Here, we present a meta-analysis of eight fecal shotgun metagenomic studies
of CRC (including 386 cases and 392 controls) that are diverse in geographic
sampling range and metagenomic data generation. Whilst controlling for
technical and clinical confounders, we identified a core set of 29 species
significantly enriched in CRC metagenomes (FDR < 1E-5), including 8 species
without genomic reference.
We extended the SIAMCAT R package to be able to train metagenomic
classification models to detect CRC based on taxonomic and functional
profiles for each of the studies. In the holdout-setting, the models
generally retained high accuracy, but combining training data across studies
(leave-one-study-out, LOSO) further improved model accuracy (0.83, area
under the receiver operating characteristic curve, AUROC). Additionally,
LOSO classifiers were CRC-specific as they maintained the expected false
positive rate on samples from other microbiome-disease association studies.

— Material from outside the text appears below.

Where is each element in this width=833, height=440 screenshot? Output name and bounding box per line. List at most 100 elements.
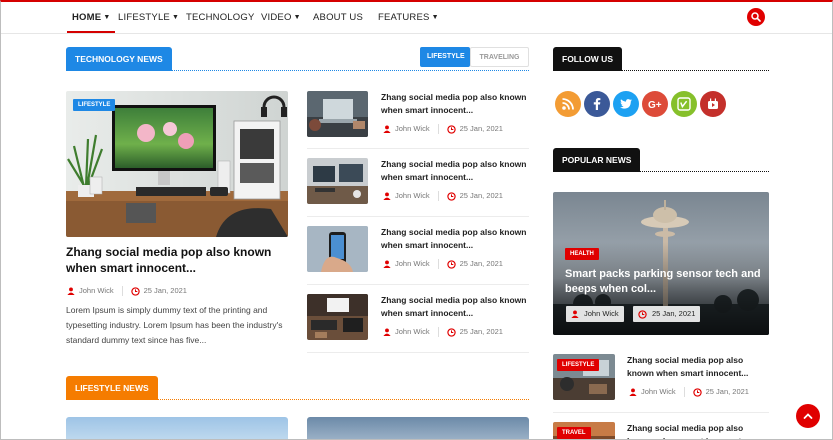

Functional analysis of CRC metagenomes revealed protein and mucin catabolism
genes to be enriched while carbohydrate degradation genes were depleted.
Moreover, we inferred elevated levels of secondary bile acid conversion
pathways from CRC metagenomes suggesting a metabolic link between
cancer-associated gut microbes and a fat- and meat-rich diet.
Through extensive validations, this meta-analysis firmly establishes
globally generalizable, predictive taxonomic and functional microbiome
signatures that could become the basis for future diagnostic tests.
Furthermore, the SIAMCAT R package provides the methodology facilitating
future meta-analyses for other microbiome-disease associations.